Termasuk juga saat ketika Tia sampai menjalani bius dan membuatnya tidak sepenuhnya sadar perihal apa yang terjadi. Karena dokter yang menangani, berdalih sedang melakukan perawatan kewanitaan, Tia juga tetap tenang. Padahal, perawatan kewanitaan yang dokter maksud hanya akal bulus ibu Santi yang tak sudi Saka bersanding dengan Tia.
Namun setelah pemasangan IUD dan tetap dirahasiakan, Tia mengeluh pusing selain perutnya yang terasa sangat kram melebihi gejala mens.
“S—serius, Bu ... sakit banget, Bu! Astaghfirullah ... allahuakbar!” racau Tia sambil terengah-engah menahan sakit. Kedua tangannya juga meremas pangkal perutnya yang terasa sangat sakit.
“Sakit banget, Bu. Sakitttttttt!” lirih Tia kali ini sampai menangis. Tubuhnya terduduk tak berdaya di depan mobil selaku taksi online yang mengantar mereka pulang.
Karena keadaan Tia yang begitu mengkhawatirkan, sang sopir taksi sampai turun. Sopir tersebut memapah Tia hingga depan teras. Sebab Saka yang akhirnya keluar dari rumah, langsung mengambil alih tubuh calon istrinya.
Akan tetapi, alih-alih khawatir, ibu Santi malah mencaci Tia. “Kamu jangan lebay dong, Ti! Alasan saya membawa kamu ke klinik untuk kesehatan sekaligus keamanan kamu sebelum menjalani hubungan se*ks untuk pertama kalinya dengan Saka setelah kalian menikah!”

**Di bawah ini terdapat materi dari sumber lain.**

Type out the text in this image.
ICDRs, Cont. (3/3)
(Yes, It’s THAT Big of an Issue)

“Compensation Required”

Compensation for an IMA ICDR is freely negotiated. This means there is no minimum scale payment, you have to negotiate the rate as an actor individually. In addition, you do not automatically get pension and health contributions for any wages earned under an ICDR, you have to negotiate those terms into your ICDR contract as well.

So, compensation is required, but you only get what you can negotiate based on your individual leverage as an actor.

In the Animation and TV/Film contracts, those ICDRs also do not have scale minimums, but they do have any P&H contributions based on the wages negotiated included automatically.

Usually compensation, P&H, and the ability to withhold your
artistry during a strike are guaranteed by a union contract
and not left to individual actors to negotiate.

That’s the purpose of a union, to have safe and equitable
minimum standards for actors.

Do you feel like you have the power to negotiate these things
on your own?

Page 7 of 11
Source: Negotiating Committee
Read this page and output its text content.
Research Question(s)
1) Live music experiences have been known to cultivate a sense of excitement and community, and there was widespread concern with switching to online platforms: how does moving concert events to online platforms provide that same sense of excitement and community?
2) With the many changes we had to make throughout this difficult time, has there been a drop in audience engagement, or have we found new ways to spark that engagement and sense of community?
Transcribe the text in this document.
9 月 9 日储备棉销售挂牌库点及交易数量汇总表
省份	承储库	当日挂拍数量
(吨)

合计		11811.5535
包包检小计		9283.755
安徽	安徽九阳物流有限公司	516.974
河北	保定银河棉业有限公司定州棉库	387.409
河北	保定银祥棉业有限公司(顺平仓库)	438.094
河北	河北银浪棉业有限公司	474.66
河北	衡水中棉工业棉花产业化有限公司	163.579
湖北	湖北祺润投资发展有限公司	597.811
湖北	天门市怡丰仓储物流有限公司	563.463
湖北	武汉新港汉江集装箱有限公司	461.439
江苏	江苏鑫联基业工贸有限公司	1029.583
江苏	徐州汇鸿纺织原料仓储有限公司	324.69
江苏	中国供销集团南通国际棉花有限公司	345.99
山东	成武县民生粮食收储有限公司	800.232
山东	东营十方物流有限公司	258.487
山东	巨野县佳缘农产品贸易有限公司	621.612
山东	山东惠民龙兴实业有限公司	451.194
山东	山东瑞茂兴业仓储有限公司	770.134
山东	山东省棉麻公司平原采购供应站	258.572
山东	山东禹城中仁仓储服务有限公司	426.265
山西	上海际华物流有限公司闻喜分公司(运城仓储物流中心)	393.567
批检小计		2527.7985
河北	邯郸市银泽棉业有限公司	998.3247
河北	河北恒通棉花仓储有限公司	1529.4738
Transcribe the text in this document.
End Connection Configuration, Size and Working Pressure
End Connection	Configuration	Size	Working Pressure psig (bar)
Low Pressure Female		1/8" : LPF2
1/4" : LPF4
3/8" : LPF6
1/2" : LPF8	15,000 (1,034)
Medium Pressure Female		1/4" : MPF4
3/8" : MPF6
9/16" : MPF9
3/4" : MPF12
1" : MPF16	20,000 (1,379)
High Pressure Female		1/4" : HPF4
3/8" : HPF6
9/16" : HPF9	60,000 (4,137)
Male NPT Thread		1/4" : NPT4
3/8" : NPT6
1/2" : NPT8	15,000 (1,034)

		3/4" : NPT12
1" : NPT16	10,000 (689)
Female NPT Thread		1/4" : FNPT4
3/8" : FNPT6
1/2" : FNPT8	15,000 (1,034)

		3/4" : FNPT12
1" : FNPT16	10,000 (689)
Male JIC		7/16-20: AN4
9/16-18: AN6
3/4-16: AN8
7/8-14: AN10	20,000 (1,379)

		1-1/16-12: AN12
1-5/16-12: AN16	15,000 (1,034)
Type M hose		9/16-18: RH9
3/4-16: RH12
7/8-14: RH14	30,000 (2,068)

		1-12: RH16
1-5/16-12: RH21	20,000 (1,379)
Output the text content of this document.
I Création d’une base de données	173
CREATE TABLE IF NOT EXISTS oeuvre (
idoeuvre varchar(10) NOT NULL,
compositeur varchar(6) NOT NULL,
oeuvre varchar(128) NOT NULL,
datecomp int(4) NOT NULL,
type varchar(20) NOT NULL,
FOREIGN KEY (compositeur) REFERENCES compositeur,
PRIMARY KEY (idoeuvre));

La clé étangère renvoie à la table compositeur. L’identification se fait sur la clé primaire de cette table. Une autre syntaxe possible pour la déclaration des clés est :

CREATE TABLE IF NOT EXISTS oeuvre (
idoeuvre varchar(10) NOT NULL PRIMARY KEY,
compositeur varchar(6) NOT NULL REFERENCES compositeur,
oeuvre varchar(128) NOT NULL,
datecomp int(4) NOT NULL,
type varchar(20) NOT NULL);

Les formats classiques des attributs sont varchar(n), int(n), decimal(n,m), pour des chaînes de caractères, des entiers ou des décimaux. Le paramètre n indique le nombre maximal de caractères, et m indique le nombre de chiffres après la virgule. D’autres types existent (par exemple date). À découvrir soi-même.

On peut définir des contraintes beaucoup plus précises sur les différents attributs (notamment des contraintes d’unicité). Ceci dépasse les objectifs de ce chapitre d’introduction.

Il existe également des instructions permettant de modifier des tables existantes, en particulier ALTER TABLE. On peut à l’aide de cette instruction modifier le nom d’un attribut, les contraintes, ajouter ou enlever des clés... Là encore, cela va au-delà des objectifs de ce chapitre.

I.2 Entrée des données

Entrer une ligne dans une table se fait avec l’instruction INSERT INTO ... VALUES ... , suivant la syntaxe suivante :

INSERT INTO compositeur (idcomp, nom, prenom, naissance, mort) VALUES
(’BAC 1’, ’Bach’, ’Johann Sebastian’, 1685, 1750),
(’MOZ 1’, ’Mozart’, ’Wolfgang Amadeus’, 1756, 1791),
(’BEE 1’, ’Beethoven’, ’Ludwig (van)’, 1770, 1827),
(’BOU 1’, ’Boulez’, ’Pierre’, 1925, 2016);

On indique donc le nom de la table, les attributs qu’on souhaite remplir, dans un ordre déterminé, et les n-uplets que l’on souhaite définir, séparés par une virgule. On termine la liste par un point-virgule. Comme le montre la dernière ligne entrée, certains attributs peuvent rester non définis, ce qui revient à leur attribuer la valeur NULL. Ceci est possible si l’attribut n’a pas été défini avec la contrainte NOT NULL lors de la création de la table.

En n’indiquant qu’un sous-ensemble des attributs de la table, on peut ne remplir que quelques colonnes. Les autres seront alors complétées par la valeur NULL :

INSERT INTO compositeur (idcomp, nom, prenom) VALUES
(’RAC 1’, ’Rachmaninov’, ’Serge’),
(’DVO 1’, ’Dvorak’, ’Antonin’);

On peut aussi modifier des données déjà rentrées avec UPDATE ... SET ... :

“Cara kamu mendadak kesakitan begini bikin saya jadi kelihatan jahat. Seolah saya sudah melakukan enggak bener ke kamu, padahal saya hanya berusaha memberi perawatan terbaik! Ah sudah lah ... nanti yang ada saya dianggap cerewet bahkan jahat!” Demi kelancaran sandiwaranya, ibu Santi sampai berderai air mata.
Mendengar itu, Saka yang memang sangat hormat kepada mamanya, terlepas dari ia yang sedang sayang-sayangnya ke Tia, berusaha menengahi.
“Mungkin efek belum terbiasa. Nanti kita lihat ke depannya saja, ya!” lembut Saka berusaha menenangkan Tia.
“Ya ampun ... ini beneran sakit. Aku enggak pura-pura. Sakit banget. Lihat, aku sampai keringatan parah gini,” batin Tia merasa serba salah. Andai ia terus meyakinkan bahwa sebelumnya, ia baik-baik saja, yang ada ia justru terkesan tak berperasaan. Padahal, Tia memang kesakitan. Bukan hanya pangkal perutnya saja yang terasa sangat pegal sekaligus panas. Karena sela,ngkangannya juga sampai gemetaran.